Un éveil, mais à quoi ? À l’amitié d’abord, entre deux garçons qui seront vite à tu et à toi. Microbe alias Daniel (Ange Dargent), petit blond aux cheveux longs, souvent pris pour une fille, dessinateur doué ; et Gasoil alias Théo (Théophile Baquet), un bricoleur disert, avec une mère russe acariâtre et un père antiquaire qui l’oblige à réparer des moteurs. Leur association n’avait a priori rien d’évident. Mais voilà : Microbe est né dans une banlieue qui ne lui convient pas – Versailles et sa bourgeoisie conformiste. Il ne peut se lier qu’avec un original : Gasoil, qui débarque un jour dans sa classe. Les deux garçons se racontent leurs rêves d’adolescents. Microbe étant plus fleur bleue – il est d’ailleurs sensible au charme d’une de ses copines de collège – tandis que Gasoil est un tchatcheur impénitent, les dialogues sont de vrais délices de drôlerie.

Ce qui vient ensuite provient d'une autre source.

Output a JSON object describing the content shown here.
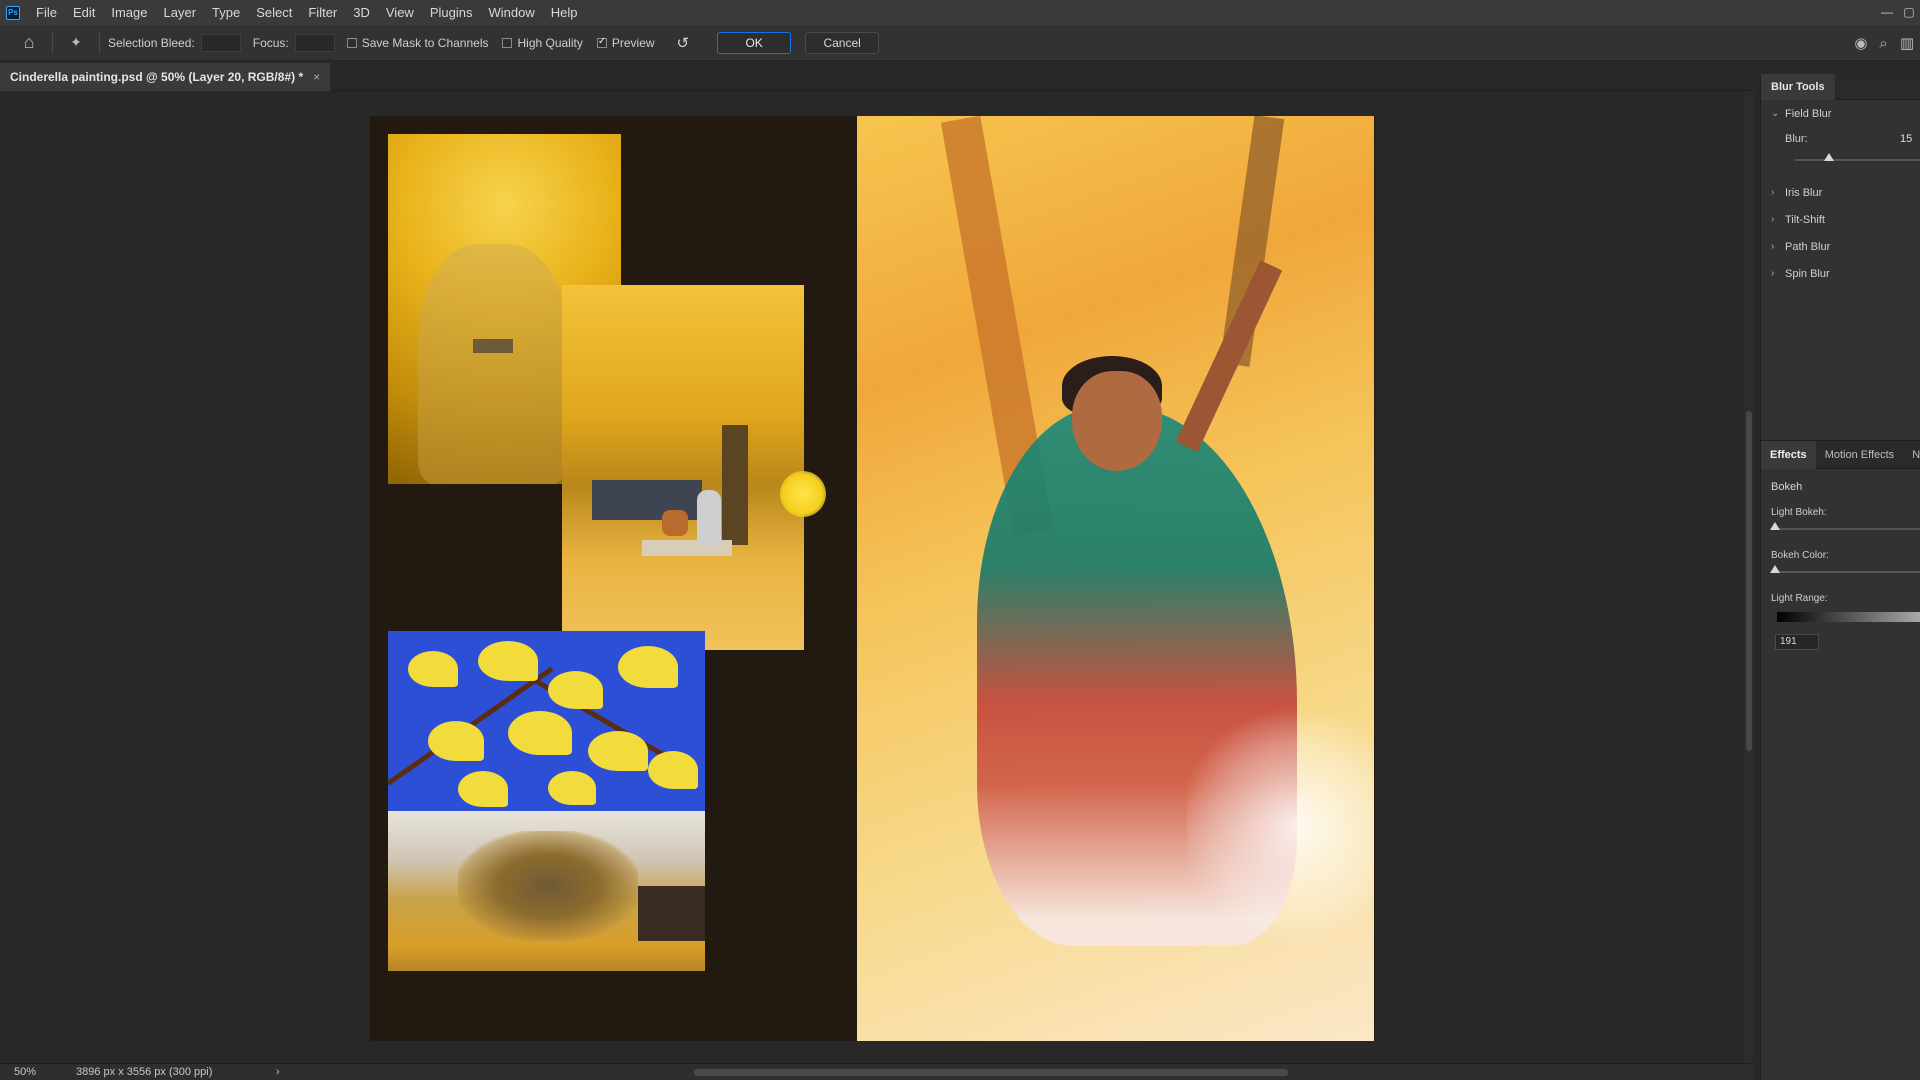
{
  "app": {
    "logo_text": "Ps"
  },
  "menu": [
    "File",
    "Edit",
    "Image",
    "Layer",
    "Type",
    "Select",
    "Filter",
    "3D",
    "View",
    "Plugins",
    "Window",
    "Help"
  ],
  "options": {
    "selection_bleed_label": "Selection Bleed:",
    "focus_label": "Focus:",
    "save_mask_label": "Save Mask to Channels",
    "save_mask_checked": false,
    "high_quality_label": "High Quality",
    "high_quality_checked": false,
    "preview_label": "Preview",
    "preview_checked": true,
    "ok_label": "OK",
    "cancel_label": "Cancel"
  },
  "document": {
    "tab_title": "Cinderella painting.psd @ 50% (Layer 20, RGB/8#) *",
    "close_glyph": "×"
  },
  "status": {
    "zoom": "50%",
    "doc_size": "3896 px x 3556 px (300 ppi)",
    "arrow": "›"
  },
  "blur_panel": {
    "title": "Blur Tools",
    "field_blur": {
      "label": "Field Blur",
      "expanded": true,
      "blur_label": "Blur:",
      "blur_value": "15"
    },
    "items": [
      "Iris Blur",
      "Tilt-Shift",
      "Path Blur",
      "Spin Blur"
    ]
  },
  "effects_panel": {
    "tabs": [
      "Effects",
      "Motion Effects",
      "No"
    ],
    "section": "Bokeh",
    "light_bokeh_label": "Light Bokeh:",
    "bokeh_color_label": "Bokeh Color:",
    "light_range_label": "Light Range:",
    "light_range_value": "191"
  },
  "colors": {
    "accent_blue": "#1473e6",
    "panel_bg": "#323232",
    "canvas_bg": "#282828"
  }
}
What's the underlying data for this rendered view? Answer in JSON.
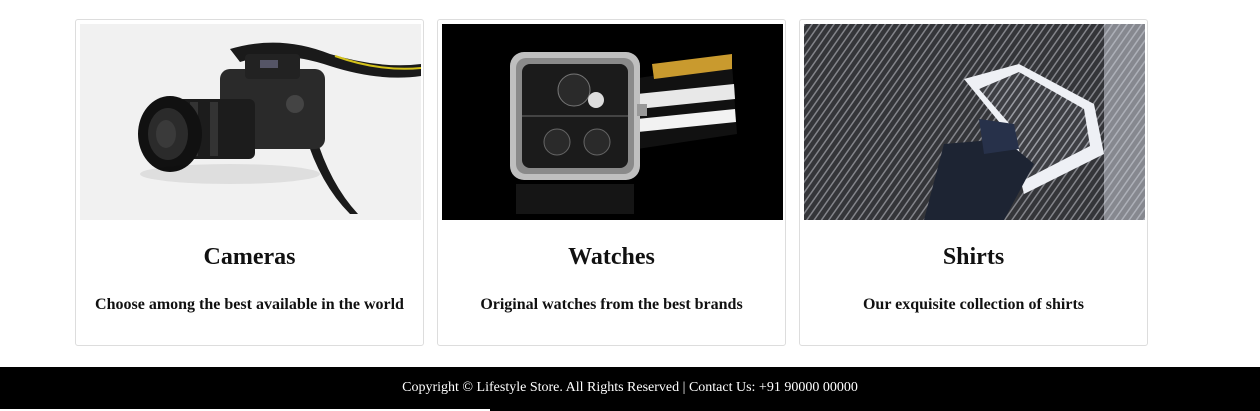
{
  "products": [
    {
      "title": "Cameras",
      "description": "Choose among the best available in the world",
      "image": "camera-photo"
    },
    {
      "title": "Watches",
      "description": "Original watches from the best brands",
      "image": "watch-photo"
    },
    {
      "title": "Shirts",
      "description": "Our exquisite collection of shirts",
      "image": "shirt-photo"
    }
  ],
  "footer": {
    "text": "Copyright © Lifestyle Store. All Rights Reserved | Contact Us: +91 90000 00000"
  },
  "colors": {
    "footer_background": "#000000",
    "footer_text": "#ffffff",
    "card_border": "#dddddd"
  }
}
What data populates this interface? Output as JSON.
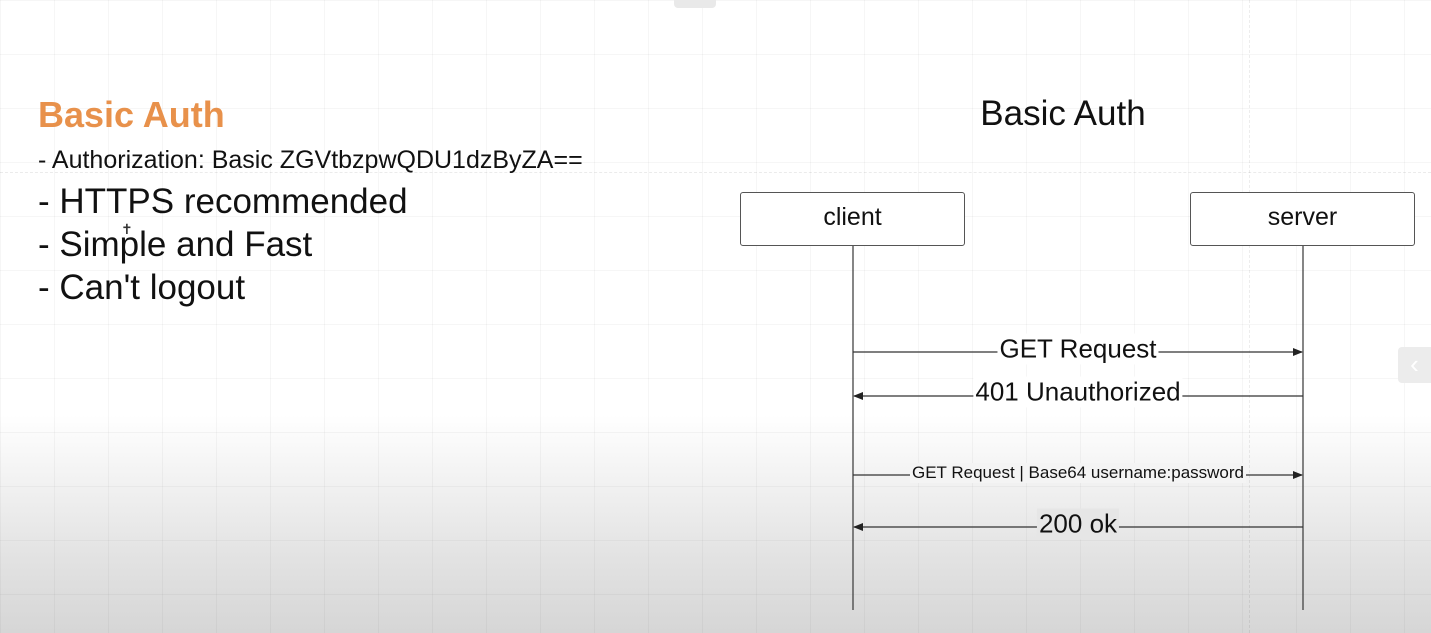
{
  "slide": {
    "left_title": "Basic Auth",
    "bullets": [
      {
        "prefix": "-",
        "text": "Authorization: Basic ZGVtbzpwQDU1dzByZA=="
      },
      {
        "prefix": "-",
        "text": "HTTPS recommended"
      },
      {
        "prefix": "-",
        "text": "Simple and Fast"
      },
      {
        "prefix": "-",
        "text": "Can't logout"
      }
    ]
  },
  "diagram": {
    "title": "Basic Auth",
    "participants": {
      "client": "client",
      "server": "server"
    },
    "messages": [
      {
        "from": "client",
        "to": "server",
        "label": "GET Request"
      },
      {
        "from": "server",
        "to": "client",
        "label": "401 Unauthorized"
      },
      {
        "from": "client",
        "to": "server",
        "label": "GET Request | Base64 username:password"
      },
      {
        "from": "server",
        "to": "client",
        "label": "200 ok"
      }
    ]
  },
  "colors": {
    "title_accent": "#e8914b",
    "line": "#333333"
  },
  "icons": {
    "side_handle": "chevron-left-icon",
    "cursor": "move-cursor-icon"
  }
}
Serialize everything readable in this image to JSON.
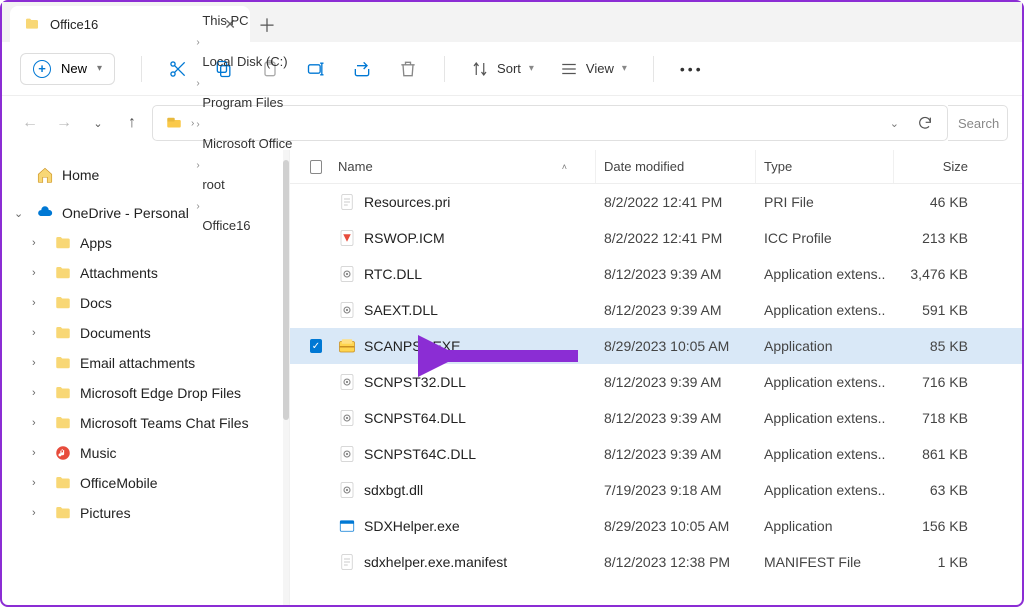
{
  "tab": {
    "title": "Office16"
  },
  "toolbar": {
    "new": "New",
    "sort": "Sort",
    "view": "View"
  },
  "breadcrumb": [
    "This PC",
    "Local Disk (C:)",
    "Program Files",
    "Microsoft Office",
    "root",
    "Office16"
  ],
  "search_placeholder": "Search",
  "sidebar": {
    "home": "Home",
    "onedrive": "OneDrive - Personal",
    "items": [
      "Apps",
      "Attachments",
      "Docs",
      "Documents",
      "Email attachments",
      "Microsoft Edge Drop Files",
      "Microsoft Teams Chat Files",
      "Music",
      "OfficeMobile",
      "Pictures"
    ]
  },
  "columns": {
    "name": "Name",
    "date": "Date modified",
    "type": "Type",
    "size": "Size"
  },
  "files": [
    {
      "name": "Resources.pri",
      "date": "8/2/2022 12:41 PM",
      "type": "PRI File",
      "size": "46 KB",
      "icon": "file",
      "selected": false
    },
    {
      "name": "RSWOP.ICM",
      "date": "8/2/2022 12:41 PM",
      "type": "ICC Profile",
      "size": "213 KB",
      "icon": "icc",
      "selected": false
    },
    {
      "name": "RTC.DLL",
      "date": "8/12/2023 9:39 AM",
      "type": "Application extens..",
      "size": "3,476 KB",
      "icon": "dll",
      "selected": false
    },
    {
      "name": "SAEXT.DLL",
      "date": "8/12/2023 9:39 AM",
      "type": "Application extens..",
      "size": "591 KB",
      "icon": "dll",
      "selected": false
    },
    {
      "name": "SCANPST.EXE",
      "date": "8/29/2023 10:05 AM",
      "type": "Application",
      "size": "85 KB",
      "icon": "exe-pst",
      "selected": true
    },
    {
      "name": "SCNPST32.DLL",
      "date": "8/12/2023 9:39 AM",
      "type": "Application extens..",
      "size": "716 KB",
      "icon": "dll",
      "selected": false
    },
    {
      "name": "SCNPST64.DLL",
      "date": "8/12/2023 9:39 AM",
      "type": "Application extens..",
      "size": "718 KB",
      "icon": "dll",
      "selected": false
    },
    {
      "name": "SCNPST64C.DLL",
      "date": "8/12/2023 9:39 AM",
      "type": "Application extens..",
      "size": "861 KB",
      "icon": "dll",
      "selected": false
    },
    {
      "name": "sdxbgt.dll",
      "date": "7/19/2023 9:18 AM",
      "type": "Application extens..",
      "size": "63 KB",
      "icon": "dll",
      "selected": false
    },
    {
      "name": "SDXHelper.exe",
      "date": "8/29/2023 10:05 AM",
      "type": "Application",
      "size": "156 KB",
      "icon": "exe",
      "selected": false
    },
    {
      "name": "sdxhelper.exe.manifest",
      "date": "8/12/2023 12:38 PM",
      "type": "MANIFEST File",
      "size": "1 KB",
      "icon": "file",
      "selected": false
    }
  ]
}
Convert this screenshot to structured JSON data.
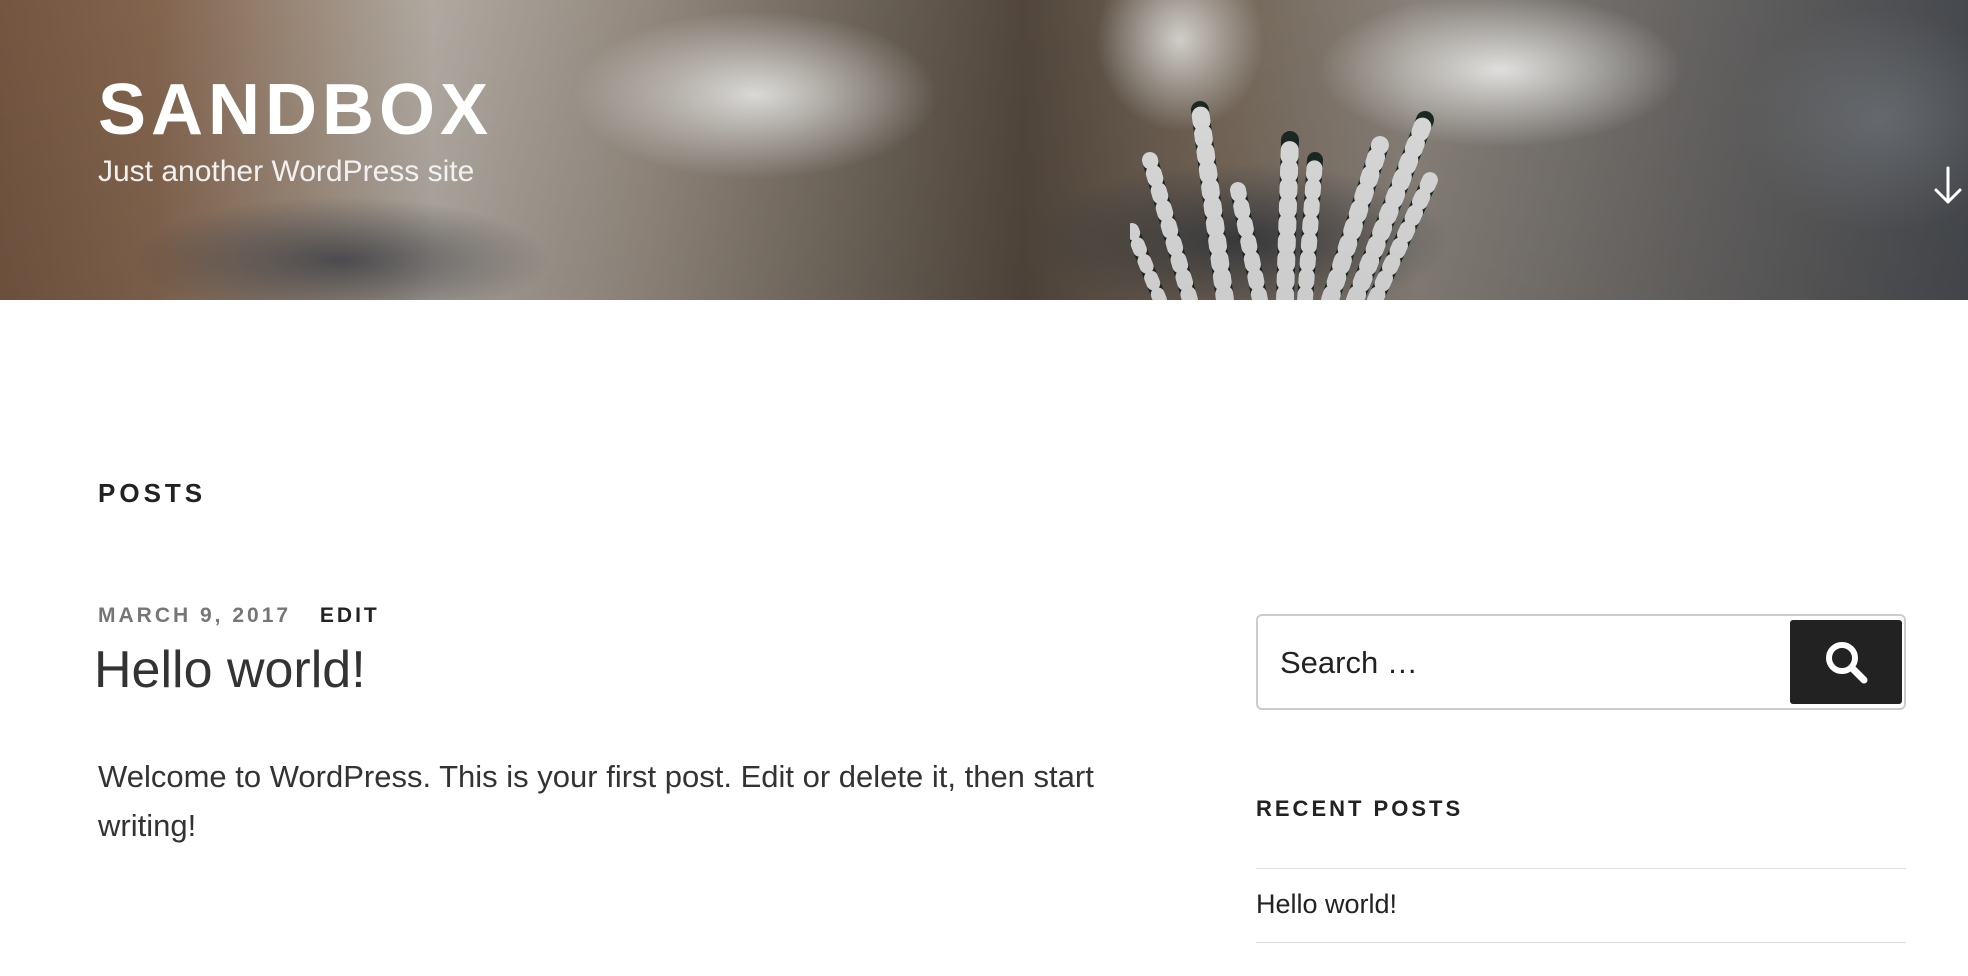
{
  "header": {
    "site_title": "SANDBOX",
    "site_description": "Just another WordPress site",
    "scroll_icon": "arrow-down-icon"
  },
  "main": {
    "page_title": "POSTS",
    "post": {
      "date": "MARCH 9, 2017",
      "edit_label": "EDIT",
      "title": "Hello world!",
      "excerpt": "Welcome to WordPress. This is your first post. Edit or delete it, then start writing!"
    }
  },
  "sidebar": {
    "search": {
      "placeholder": "Search …",
      "value": "",
      "submit_icon": "search-icon"
    },
    "recent_posts": {
      "title": "RECENT POSTS",
      "items": [
        {
          "label": "Hello world!"
        }
      ]
    }
  },
  "colors": {
    "accent": "#222222",
    "meta": "#767676",
    "border": "#dddddd"
  }
}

Le film est aussi un appel à la liberté. Les deux amis conçoivent un plan invraisemblable : partir sur les routes des vacances d’été, tous les deux à l’aventure, sans rien dire à personne. Pour ce faire, ils s’improvisent en petits Géo Trouvetout et fabriquent d’abord une voiture avec des objets récupérés et un vieux moteur de tondeuse à gazon. Puis transforment la voiture en maison roulante. Microbe et Gasoil prend dès lors des allures de « teen road-movie », qui mêle les instants poétiques et les épisodes rocambolesques. On peut là aussi penser à Boris Vian, plus encore à Raymond Queneau, et complètement aux aventures de Tom Sawyer, personnage lui-même débrouillard, indépendant et courageux. Quelques allusions sont faites aussi à la situation sociale du pays, notamment le sort que l’on réserve aux Roms. Mais Microbe et Gasoil est avant tout une comédie d’une fraîcheur bienvenue, où les enfants sont des êtres complexes et inventifs, actifs et utopiques. Un bonheur !


Microbe et Gasoil , Michel Gondry, 1 h 43.